Prosecutor Vivienne Walsh told York Magistrates Court that Scott struck just before midnight on July 17, near the Bramham Road shops bus stop.

The driver tried to steer the bus out of the way as the drunken teenager hurled an object at it.

But the missile smashed into the left side of the windscreen, covering the driver with flying glass.

Fearing for the safety of himself and his four passengers, the driver sped off the estate as quickly as he could, and did not stop until he reached Beckfield Lane.

"It must have been a very frightening offence for the bus driver," presiding magistrate Michael Dadd told Scott.

"It is a totally unacceptable level of behaviour. You caused great distress to people. You are very lucky, as the prosecution said, that you did not cause a much more serious incident. You could have found yourself in custody for a great deal longer."

Scott, of Chapelfields Road, Acomb, who has a drink problem, pleaded guilty to causing £520 criminal damage to a bus.

He had only been released from prison a few weeks earlier, halfway through a five-month sentence for unlawful violence in Acomb centre, two public order offences in a Chapelfields shop, and carrying an offensive weapon during a violent incident in which a co-accused carried an air pistol. On that occasion, armed with a half-empty vodka bottle, he and a 16-year-old fellow drinker from the west part of York confronted two girls in a Clifton pizza takeaway.

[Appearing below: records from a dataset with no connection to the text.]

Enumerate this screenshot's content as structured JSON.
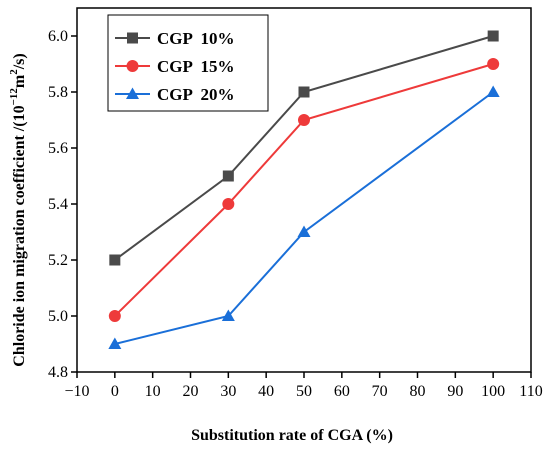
{
  "chart_data": {
    "type": "line",
    "xlabel": "Substitution rate of CGA (%)",
    "ylabel_prefix": "Chloride ion migration coefficient /(10",
    "ylabel_exp1": "−12",
    "ylabel_mid": "m",
    "ylabel_exp2": "2",
    "ylabel_suffix": "/s)",
    "xlim": [
      -10,
      110
    ],
    "ylim": [
      4.8,
      6.1
    ],
    "x_ticks": [
      -10,
      0,
      10,
      20,
      30,
      40,
      50,
      60,
      70,
      80,
      90,
      100,
      110
    ],
    "x_tick_labels": [
      "−10",
      "0",
      "10",
      "20",
      "30",
      "40",
      "50",
      "60",
      "70",
      "80",
      "90",
      "100",
      "110"
    ],
    "y_ticks": [
      4.8,
      5.0,
      5.2,
      5.4,
      5.6,
      5.8,
      6.0
    ],
    "y_tick_labels": [
      "4.8",
      "5.0",
      "5.2",
      "5.4",
      "5.6",
      "5.8",
      "6.0"
    ],
    "grid": false,
    "legend_position": "top-left",
    "series": [
      {
        "name": "CGP  10%",
        "color": "#4a4a4a",
        "marker": "square",
        "x": [
          0,
          30,
          50,
          100
        ],
        "y": [
          5.2,
          5.5,
          5.8,
          6.0
        ]
      },
      {
        "name": "CGP  15%",
        "color": "#ee3a3a",
        "marker": "circle",
        "x": [
          0,
          30,
          50,
          100
        ],
        "y": [
          5.0,
          5.4,
          5.7,
          5.9
        ]
      },
      {
        "name": "CGP  20%",
        "color": "#1a6fd8",
        "marker": "triangle",
        "x": [
          0,
          30,
          50,
          100
        ],
        "y": [
          4.9,
          5.0,
          5.3,
          5.8
        ]
      }
    ]
  }
}
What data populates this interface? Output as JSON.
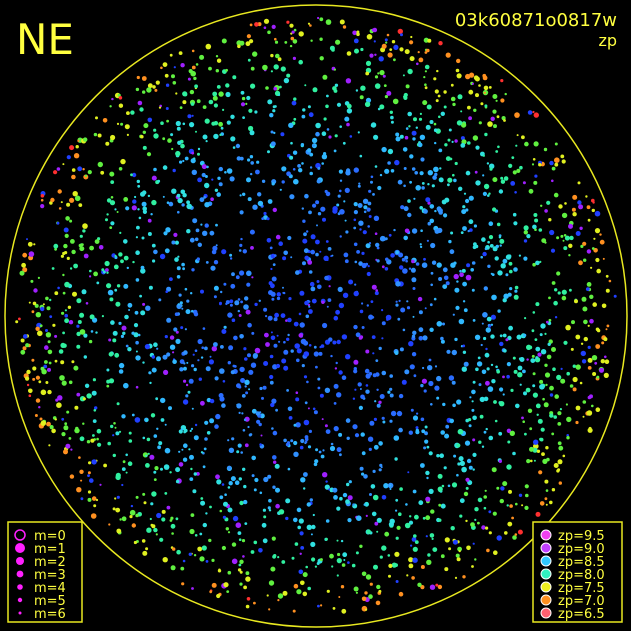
{
  "header": {
    "direction": "NE",
    "title": "03k60871o0817w",
    "subtitle": "zp"
  },
  "legend_m": [
    "m=0",
    "m=1",
    "m=2",
    "m=3",
    "m=4",
    "m=5",
    "m=6"
  ],
  "legend_zp": [
    "zp=9.5",
    "zp=9.0",
    "zp=8.5",
    "zp=8.0",
    "zp=7.5",
    "zp=7.0",
    "zp=6.5"
  ]
}
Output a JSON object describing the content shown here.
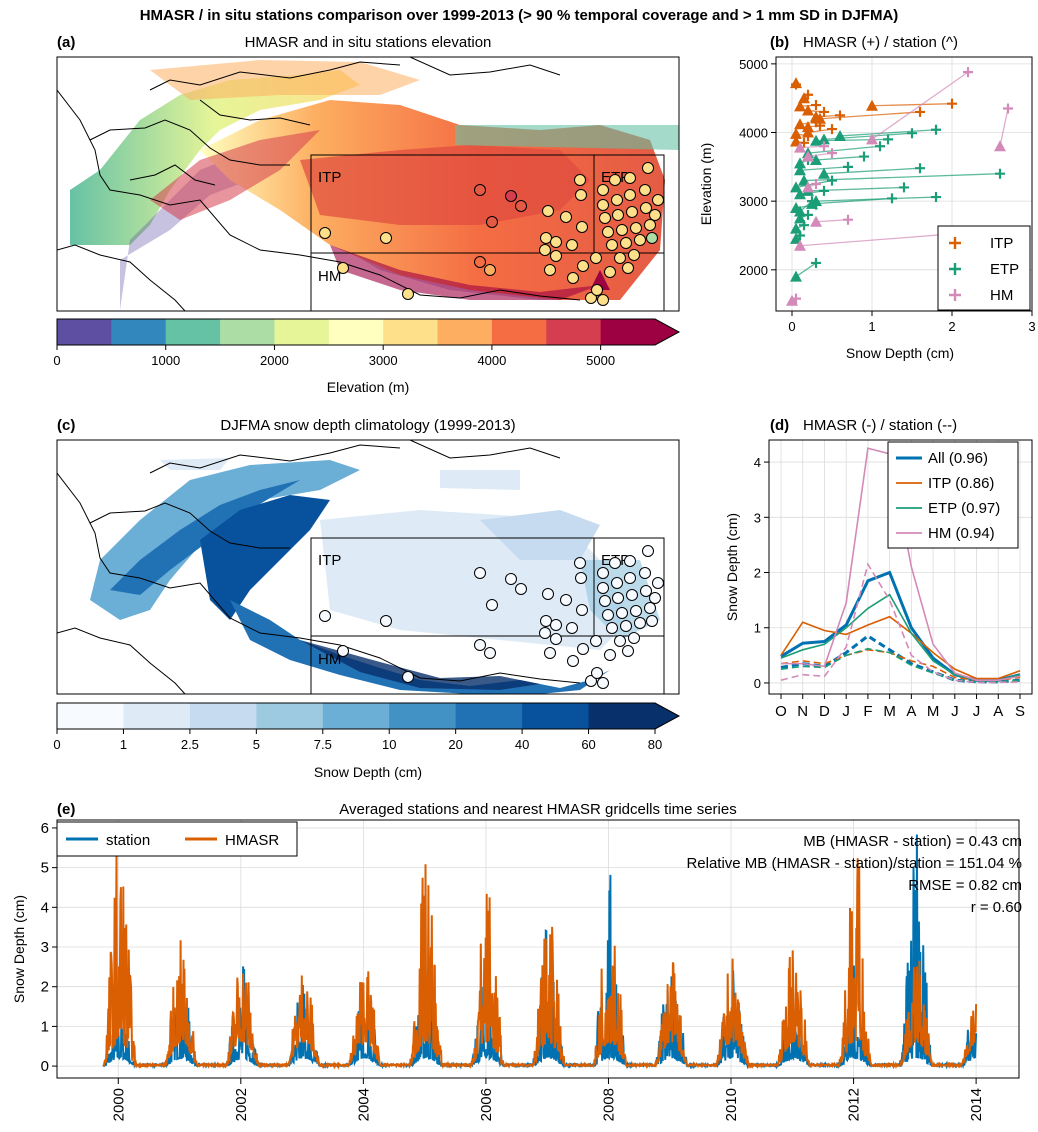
{
  "suptitle": "HMASR / in situ stations comparison over 1999-2013 (> 90 % temporal coverage and > 1 mm SD in DJFMA)",
  "panels": {
    "a": {
      "label": "(a)",
      "title": "HMASR and in situ stations elevation",
      "regions": [
        "ITP",
        "ETP",
        "HM"
      ]
    },
    "b": {
      "label": "(b)",
      "title": "HMASR (+) / station (^)"
    },
    "c": {
      "label": "(c)",
      "title": "DJFMA snow depth climatology (1999-2013)",
      "regions": [
        "ITP",
        "ETP",
        "HM"
      ]
    },
    "d": {
      "label": "(d)",
      "title": "HMASR (-) / station (--)"
    },
    "e": {
      "label": "(e)",
      "title": "Averaged stations and nearest HMASR gridcells time series",
      "stats": [
        "MB (HMASR - station) = 0.43 cm",
        "Relative MB (HMASR - station)/station = 151.04 %",
        "RMSE = 0.82 cm",
        "r = 0.60"
      ]
    }
  },
  "colorbars": {
    "elevation": {
      "label": "Elevation (m)",
      "ticks": [
        "0",
        "1000",
        "2000",
        "3000",
        "4000",
        "5000"
      ],
      "colors": [
        "#5e4fa2",
        "#3288bd",
        "#66c2a5",
        "#abdda4",
        "#e6f598",
        "#ffffbf",
        "#fee08b",
        "#fdae61",
        "#f46d43",
        "#d53e4f",
        "#9e0142"
      ]
    },
    "snow": {
      "label": "Snow Depth (cm)",
      "ticks": [
        "0",
        "1",
        "2.5",
        "5",
        "7.5",
        "10",
        "20",
        "40",
        "60",
        "80"
      ],
      "colors": [
        "#f7fbff",
        "#deebf7",
        "#c6dbef",
        "#9ecae1",
        "#6baed6",
        "#4292c6",
        "#2171b5",
        "#08519c",
        "#08306b"
      ]
    }
  },
  "colors": {
    "ITP": "#d95f02",
    "ETP": "#1b9e77",
    "HM": "#d48ab8",
    "All": "#0072b2",
    "station": "#0072b2",
    "HMASR": "#d95f02"
  },
  "chart_data": [
    {
      "id": "b",
      "type": "scatter",
      "xlabel": "Snow Depth (cm)",
      "ylabel": "Elevation (m)",
      "xlim": [
        -0.2,
        3
      ],
      "ylim": [
        1400,
        5100
      ],
      "xticks": [
        0,
        1,
        2,
        3
      ],
      "yticks": [
        2000,
        3000,
        4000,
        5000
      ],
      "legend": "bottom-right",
      "series": [
        {
          "name": "ITP",
          "pairs": [
            [
              0.05,
              4700,
              0.05,
              4720
            ],
            [
              0.2,
              4550,
              0.15,
              4500
            ],
            [
              0.3,
              4400,
              0.1,
              4380
            ],
            [
              0.4,
              4300,
              0.2,
              4320
            ],
            [
              2.0,
              4420,
              1.0,
              4390
            ],
            [
              1.6,
              4300,
              0.35,
              4200
            ],
            [
              0.6,
              4250,
              0.3,
              4230
            ],
            [
              0.3,
              4150,
              0.1,
              4120
            ],
            [
              0.5,
              4050,
              0.2,
              4000
            ],
            [
              0.2,
              3950,
              0.05,
              3980
            ],
            [
              0.35,
              4100,
              0.2,
              4080
            ],
            [
              0.15,
              3850,
              0.05,
              3870
            ]
          ]
        },
        {
          "name": "ETP",
          "pairs": [
            [
              1.8,
              4040,
              0.6,
              3950
            ],
            [
              1.5,
              3990,
              0.4,
              3900
            ],
            [
              2.6,
              3400,
              0.15,
              3300
            ],
            [
              1.2,
              3900,
              0.3,
              3880
            ],
            [
              1.1,
              3800,
              0.2,
              3700
            ],
            [
              0.9,
              3650,
              0.3,
              3600
            ],
            [
              1.6,
              3480,
              0.4,
              3400
            ],
            [
              1.4,
              3200,
              0.2,
              3150
            ],
            [
              1.8,
              3060,
              0.3,
              3000
            ],
            [
              1.25,
              3040,
              0.25,
              2960
            ],
            [
              0.7,
              3500,
              0.1,
              3450
            ],
            [
              0.5,
              3300,
              0.05,
              3200
            ],
            [
              0.4,
              3150,
              0.1,
              3100
            ],
            [
              0.3,
              2950,
              0.05,
              2900
            ],
            [
              0.2,
              2800,
              0.1,
              2750
            ],
            [
              0.15,
              2650,
              0.05,
              2600
            ],
            [
              0.1,
              2500,
              0.05,
              2450
            ],
            [
              0.3,
              2100,
              0.05,
              1900
            ],
            [
              0.2,
              3600,
              0.1,
              3550
            ],
            [
              0.25,
              3000,
              0.1,
              2850
            ]
          ]
        },
        {
          "name": "HM",
          "pairs": [
            [
              2.2,
              4880,
              1.0,
              3900
            ],
            [
              2.7,
              4350,
              2.6,
              3800
            ],
            [
              2.3,
              2550,
              0.1,
              2350
            ],
            [
              0.7,
              2730,
              0.3,
              2700
            ],
            [
              0.3,
              3250,
              0.2,
              3200
            ],
            [
              0.4,
              3800,
              0.1,
              3780
            ],
            [
              0.05,
              1580,
              0.0,
              1550
            ],
            [
              0.5,
              3700,
              0.2,
              3650
            ]
          ]
        }
      ]
    },
    {
      "id": "d",
      "type": "line",
      "ylabel": "Snow Depth (cm)",
      "categories": [
        "O",
        "N",
        "D",
        "J",
        "F",
        "M",
        "A",
        "M",
        "J",
        "J",
        "A",
        "S"
      ],
      "ylim": [
        -0.2,
        4.4
      ],
      "yticks": [
        0,
        1,
        2,
        3,
        4
      ],
      "legend": "top-right",
      "series": [
        {
          "name": "All (0.96)",
          "key": "All",
          "hmasr": [
            0.48,
            0.72,
            0.75,
            1.05,
            1.85,
            2.0,
            1.0,
            0.45,
            0.15,
            0.05,
            0.05,
            0.15
          ],
          "station": [
            0.28,
            0.35,
            0.3,
            0.55,
            0.85,
            0.6,
            0.35,
            0.2,
            0.05,
            0.02,
            0.02,
            0.05
          ]
        },
        {
          "name": "ITP (0.86)",
          "key": "ITP",
          "hmasr": [
            0.5,
            1.1,
            0.95,
            0.88,
            1.05,
            1.2,
            0.9,
            0.55,
            0.25,
            0.08,
            0.08,
            0.22
          ],
          "station": [
            0.35,
            0.4,
            0.35,
            0.5,
            0.6,
            0.55,
            0.4,
            0.3,
            0.1,
            0.05,
            0.05,
            0.1
          ]
        },
        {
          "name": "ETP (0.97)",
          "key": "ETP",
          "hmasr": [
            0.45,
            0.6,
            0.7,
            1.0,
            1.35,
            1.6,
            0.9,
            0.4,
            0.15,
            0.05,
            0.05,
            0.15
          ],
          "station": [
            0.25,
            0.3,
            0.28,
            0.5,
            0.62,
            0.55,
            0.32,
            0.18,
            0.05,
            0.02,
            0.02,
            0.05
          ]
        },
        {
          "name": "HM (0.94)",
          "key": "HM",
          "hmasr": [
            0.35,
            0.35,
            0.3,
            1.45,
            4.25,
            4.15,
            2.1,
            0.7,
            0.18,
            0.05,
            0.05,
            0.12
          ],
          "station": [
            0.05,
            0.15,
            0.12,
            0.65,
            2.15,
            1.5,
            0.5,
            0.2,
            0.05,
            0.01,
            0.01,
            0.02
          ]
        }
      ]
    },
    {
      "id": "e",
      "type": "line",
      "ylabel": "Snow Depth (cm)",
      "xlim": [
        1999.0,
        2014.7
      ],
      "ylim": [
        -0.3,
        6.2
      ],
      "xticks": [
        "2000",
        "2002",
        "2004",
        "2006",
        "2008",
        "2010",
        "2012",
        "2014"
      ],
      "yticks": [
        0,
        1,
        2,
        3,
        4,
        5,
        6
      ],
      "legend": "top-left",
      "data_start": 1999.75,
      "data_end": 2014.0,
      "series": [
        {
          "name": "station",
          "winter_peaks": [
            1.2,
            2.1,
            2.6,
            2.0,
            1.9,
            2.6,
            2.2,
            3.4,
            4.9,
            2.6,
            2.3,
            1.7,
            2.4,
            5.8,
            2.1
          ]
        },
        {
          "name": "HMASR",
          "winter_peaks": [
            5.4,
            2.6,
            2.5,
            2.1,
            2.2,
            4.7,
            4.1,
            3.2,
            4.2,
            2.1,
            2.2,
            2.7,
            5.1,
            2.5,
            1.2
          ]
        }
      ]
    }
  ]
}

Magistrates ordered Scott to serve 38 days more of the earlier sentence and added 90 days for the vandalism.

For him, Damien Morrison said he had had eight to ten pints of very strong lager and two cans of cider that evening and remembered nothing of what he had done after about 8pm.

When not in drink, Scott was an "amiable" person, but he had to tackle his alcohol problem.

Sending him to a young offenders' institution would give him a chance to take courses in anger management and alcohol abuse.